The inquest came as Mehta said he ‘intends to move at full deliberate speed’ towards an initial trial of Rhodes and four co-defendants scheduled for September 26. All parties have said they believe a trial could proceed despite the scheduled release that month of a public report and approximately 1,000 transcripts of witness interviews by a House committee investigating the events of January 6, which this week caused the postponement. of the scheduled seditious conspiracy trial of the accused members of the Proud Boys from August to December.
Also on Friday, the Justice Department announced the arrest of an Indiana man whom Rhodes allegedly chose as its “chief operating officer” on Jan. 6 and who has served in the past as a spokesman for the Oath Keepers.
Michael Greene, 39, of Indianapolis, was apprehended Thursday and added to a second eight-person indictment against alleged Oath Keepers associates originally charged with the Rhodes group but later separated in a separate case. Previously identified in government documents only as “Person 10” or “Whip,” Greene has been charged with five counts, including conspiracy and aiding and abetting the obstruction of official congressional process and suppressing evidence of his cell phone.
“Attention,” Rhodes sent a cryptic leadership message on Signal on January 5, 2021, according to the charging documents, “Whip is now in charge of the op.”
“Storming the capitol,” Greene wrote in two texts sent with photographs at 1:42 p.m. and 3:05 p.m., covering the burglary on the west side of the Capitol at 2:13 p.m. and the breach at 2:39 p.m. Rotunda doors on the east side were allegedly joined by co-defendant Oath Keepers, according to the indictment. “There,” he reportedly wrote at 3:08 p.m., adding, “[Messed] Nancy office” and “Congress evacuated”.

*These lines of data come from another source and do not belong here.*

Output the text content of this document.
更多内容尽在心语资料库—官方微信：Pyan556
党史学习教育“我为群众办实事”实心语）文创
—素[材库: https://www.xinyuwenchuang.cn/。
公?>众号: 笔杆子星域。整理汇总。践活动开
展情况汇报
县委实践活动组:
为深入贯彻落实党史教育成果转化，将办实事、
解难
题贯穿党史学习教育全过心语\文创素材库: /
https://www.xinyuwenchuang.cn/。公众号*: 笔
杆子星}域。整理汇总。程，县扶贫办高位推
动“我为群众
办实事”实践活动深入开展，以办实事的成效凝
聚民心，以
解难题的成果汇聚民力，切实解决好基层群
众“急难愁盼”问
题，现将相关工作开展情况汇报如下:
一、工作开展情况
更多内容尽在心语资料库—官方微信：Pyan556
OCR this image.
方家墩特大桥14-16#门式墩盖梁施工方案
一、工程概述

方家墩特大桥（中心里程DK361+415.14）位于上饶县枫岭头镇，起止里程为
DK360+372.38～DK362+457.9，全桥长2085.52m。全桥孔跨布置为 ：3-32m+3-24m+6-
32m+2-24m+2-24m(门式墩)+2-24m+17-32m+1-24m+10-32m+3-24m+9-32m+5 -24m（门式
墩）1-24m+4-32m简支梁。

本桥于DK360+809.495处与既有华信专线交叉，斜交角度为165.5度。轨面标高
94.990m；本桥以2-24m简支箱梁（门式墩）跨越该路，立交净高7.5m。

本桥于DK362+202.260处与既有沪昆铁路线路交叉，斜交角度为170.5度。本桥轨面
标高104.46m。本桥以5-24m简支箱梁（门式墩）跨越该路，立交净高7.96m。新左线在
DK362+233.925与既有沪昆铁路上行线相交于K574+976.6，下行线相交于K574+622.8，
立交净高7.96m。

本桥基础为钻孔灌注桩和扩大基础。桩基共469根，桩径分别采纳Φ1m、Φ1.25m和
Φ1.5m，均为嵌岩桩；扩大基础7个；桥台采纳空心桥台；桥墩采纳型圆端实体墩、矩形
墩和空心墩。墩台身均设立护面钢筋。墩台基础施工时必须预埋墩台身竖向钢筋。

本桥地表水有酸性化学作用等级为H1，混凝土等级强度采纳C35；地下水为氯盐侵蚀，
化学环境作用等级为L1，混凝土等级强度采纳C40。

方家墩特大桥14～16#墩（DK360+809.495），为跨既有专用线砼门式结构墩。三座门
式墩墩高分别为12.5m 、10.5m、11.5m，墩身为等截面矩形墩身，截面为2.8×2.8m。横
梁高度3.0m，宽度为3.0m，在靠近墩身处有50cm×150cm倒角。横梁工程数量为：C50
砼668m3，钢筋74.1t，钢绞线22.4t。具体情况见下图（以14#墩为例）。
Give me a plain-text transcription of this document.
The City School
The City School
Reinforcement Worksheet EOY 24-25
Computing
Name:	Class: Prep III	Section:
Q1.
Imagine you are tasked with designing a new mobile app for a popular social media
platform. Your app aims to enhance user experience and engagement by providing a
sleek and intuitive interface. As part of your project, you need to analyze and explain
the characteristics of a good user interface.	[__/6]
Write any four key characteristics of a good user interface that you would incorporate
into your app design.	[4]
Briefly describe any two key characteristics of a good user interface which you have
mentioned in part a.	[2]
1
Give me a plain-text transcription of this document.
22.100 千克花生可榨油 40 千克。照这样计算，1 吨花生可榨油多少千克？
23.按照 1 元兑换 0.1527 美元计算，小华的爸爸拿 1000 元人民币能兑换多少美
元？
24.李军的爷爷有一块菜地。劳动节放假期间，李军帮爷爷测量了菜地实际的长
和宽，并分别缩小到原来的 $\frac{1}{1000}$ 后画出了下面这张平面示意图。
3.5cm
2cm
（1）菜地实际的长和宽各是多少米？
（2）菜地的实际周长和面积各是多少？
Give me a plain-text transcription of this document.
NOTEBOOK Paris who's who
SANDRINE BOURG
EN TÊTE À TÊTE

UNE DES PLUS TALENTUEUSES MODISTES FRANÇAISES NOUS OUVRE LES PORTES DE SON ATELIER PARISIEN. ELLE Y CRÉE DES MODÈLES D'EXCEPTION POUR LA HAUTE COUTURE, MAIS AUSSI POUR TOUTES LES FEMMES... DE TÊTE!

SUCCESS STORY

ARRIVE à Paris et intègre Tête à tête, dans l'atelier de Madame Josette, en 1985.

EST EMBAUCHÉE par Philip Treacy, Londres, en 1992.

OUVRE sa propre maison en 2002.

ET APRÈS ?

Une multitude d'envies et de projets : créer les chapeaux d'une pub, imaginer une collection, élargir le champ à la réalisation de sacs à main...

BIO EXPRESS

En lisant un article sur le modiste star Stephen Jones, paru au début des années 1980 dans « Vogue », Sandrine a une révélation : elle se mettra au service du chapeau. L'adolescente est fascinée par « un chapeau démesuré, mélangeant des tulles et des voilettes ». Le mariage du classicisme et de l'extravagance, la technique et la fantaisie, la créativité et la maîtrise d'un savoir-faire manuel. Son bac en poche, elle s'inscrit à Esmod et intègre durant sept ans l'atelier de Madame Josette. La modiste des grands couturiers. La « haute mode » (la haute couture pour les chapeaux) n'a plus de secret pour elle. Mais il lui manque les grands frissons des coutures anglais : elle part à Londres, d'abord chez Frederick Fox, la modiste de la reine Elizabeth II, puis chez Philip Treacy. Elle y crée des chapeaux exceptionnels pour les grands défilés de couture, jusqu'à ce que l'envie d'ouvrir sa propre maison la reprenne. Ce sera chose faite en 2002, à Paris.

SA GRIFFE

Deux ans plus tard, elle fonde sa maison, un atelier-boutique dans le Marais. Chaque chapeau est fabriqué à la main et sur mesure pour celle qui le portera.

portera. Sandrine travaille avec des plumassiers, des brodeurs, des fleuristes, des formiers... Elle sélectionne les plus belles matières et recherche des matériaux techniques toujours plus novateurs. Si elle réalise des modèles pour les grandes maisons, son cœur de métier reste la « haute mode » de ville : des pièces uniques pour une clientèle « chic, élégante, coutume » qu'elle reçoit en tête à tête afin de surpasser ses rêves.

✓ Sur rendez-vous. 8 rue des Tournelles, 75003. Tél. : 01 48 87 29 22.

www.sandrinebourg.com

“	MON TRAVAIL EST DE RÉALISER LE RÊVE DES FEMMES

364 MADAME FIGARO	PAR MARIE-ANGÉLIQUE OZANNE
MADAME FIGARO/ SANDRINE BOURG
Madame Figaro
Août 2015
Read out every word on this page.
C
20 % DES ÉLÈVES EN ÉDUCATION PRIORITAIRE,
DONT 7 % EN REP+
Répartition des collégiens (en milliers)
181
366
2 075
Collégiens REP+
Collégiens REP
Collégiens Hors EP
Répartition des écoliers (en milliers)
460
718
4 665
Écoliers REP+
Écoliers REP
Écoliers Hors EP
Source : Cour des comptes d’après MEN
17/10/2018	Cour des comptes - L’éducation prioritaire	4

Greene notably was not charged with a seditious conspiracy like Rhodes and his co-defendants were. The new indictment alleges that Greene joined Rhodes and others in making plans to bring weapons, drive from a hotel in Virginia to the Capitol area, enter restricted Capitol grounds and direct each other and the co-conspirators to meet them there.
The founder of Oath Keepers, his associates have exchanged 19 calls since the Jan. 6 riot began through a breach, prosecutors say
A former Army explosives expert and Blackwater contractor, also known as Michael Simmons, Greene, like Rhodes, spoke to the FBI before his arrest and testified before the House Select Committee on investigate the events of January 6. Greene, who did not plead guilty, said he didn’t know the members entered the Capitol until after. Greene added that those who did it went rogue and that Rhodes did not order Kelly Meggs to do it.
The new indictment adds details about the role of a cooperating co-defendant and alleged deputy team leader who pleaded guilty, Alabama Chief Joshua James. James called Greene at 2:33 p.m., before leading a second “stack” or group of Oathkeepers associates to the east doors of the Rotunda, which they later entered, according to the indictment.
A lawyer for Greene could not immediately be reached for comment on Friday.